Probé la torta para sentir algo dulce, pero Claudia ni la tocó. En cambio, el tío Basilio comió su porción entera. Incluso raspó el plato con el tenedor y todo. Pero no lo veía muy entusiasmado. No saboreaba. Supuse que pensaba en Delia. Qué distinto habría sido su hermano si aquella chiruza de Puerto Madryn se hubiese subido al micro con él.
—Esas cosas no se hacen —dijo, como para sí mismo.
—¿Cuáles cosas? —Claudia volvió de su nube de pensamientos.
—Esas cosas que hace la gente como Delia. Eso de prometer algo que no se puede cumplir.
—¿Cómo iba ella a saberlo? —dijo Claudia—. Quizá se dejó llevar por el amor que los dos sintieron en aquellas caminatas, pero quizás en el fondo sabía que sería imposible, que no podría irse a Buenos Aires con Augusto y abandonar toda su vida allá.
—Eso tendría que haberlo pensado antes —dije yo, y por la fulminante mirada de Claudia preferí no meter más bocadillos en el asunto.
—Lo que no entiendo —continuó ella, arrastrando su silla más cerca del tío Basilio—, es por qué don Augusto nunca la fue a buscar.
—¡Tenía demasiado miedo! —exclamó Basilio abriendo los brazos. Después se contrajo como un bicho bolita y susurró—: ¿Qué hubiera pasado si mi hermano iba hasta Puerto Madryn y no la encontraba por ningún lado? O peor aún: si la encontraba con otro. No, querida, mejor no. Prefirió quedarse a esperarla. Se quedó esperándola toda su vida, y yo un poco me quedé sin hermano.

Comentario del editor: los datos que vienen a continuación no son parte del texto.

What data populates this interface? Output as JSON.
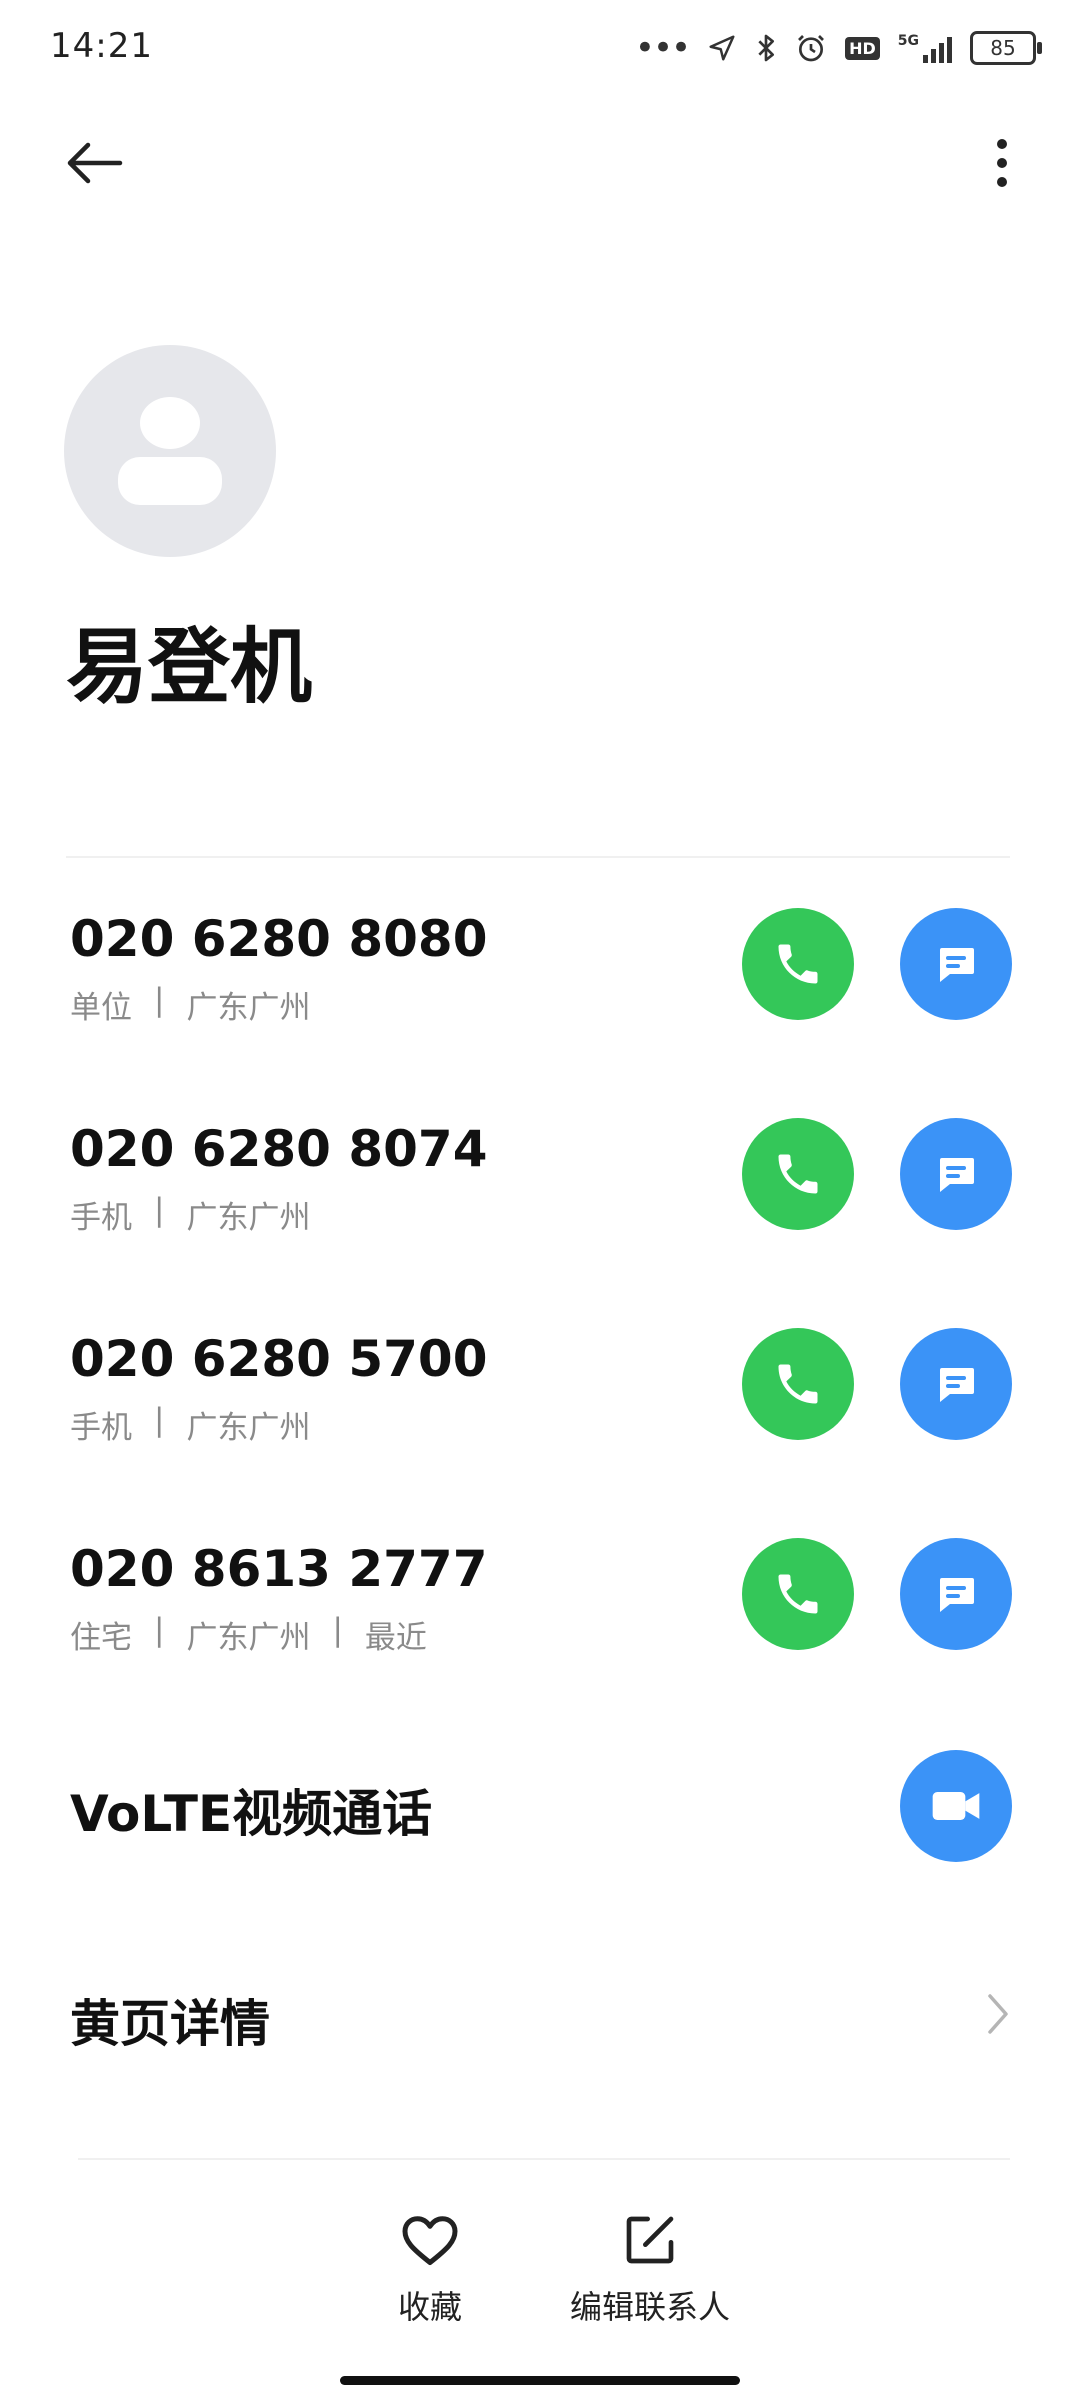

El abuelo apareció por sorpresa en el vano de la puerta. La luz de la cocina resaltaba su erguido esqueleto contra la oscuridad del living, como si repentinamente se hubiese liberado del peso de su joroba, del dolor de sus rodillas y su reuma.
—¿Quién llamó al teléfono? —le preguntó Basilio.
Y dijo Augusto, incrédulo de sus mismas palabras:
—Delia. Delia llamó. Me invitó a salir.
Entonces, con un natural y olvidado movimiento que pareció dolerle en las mejillas, sonrió.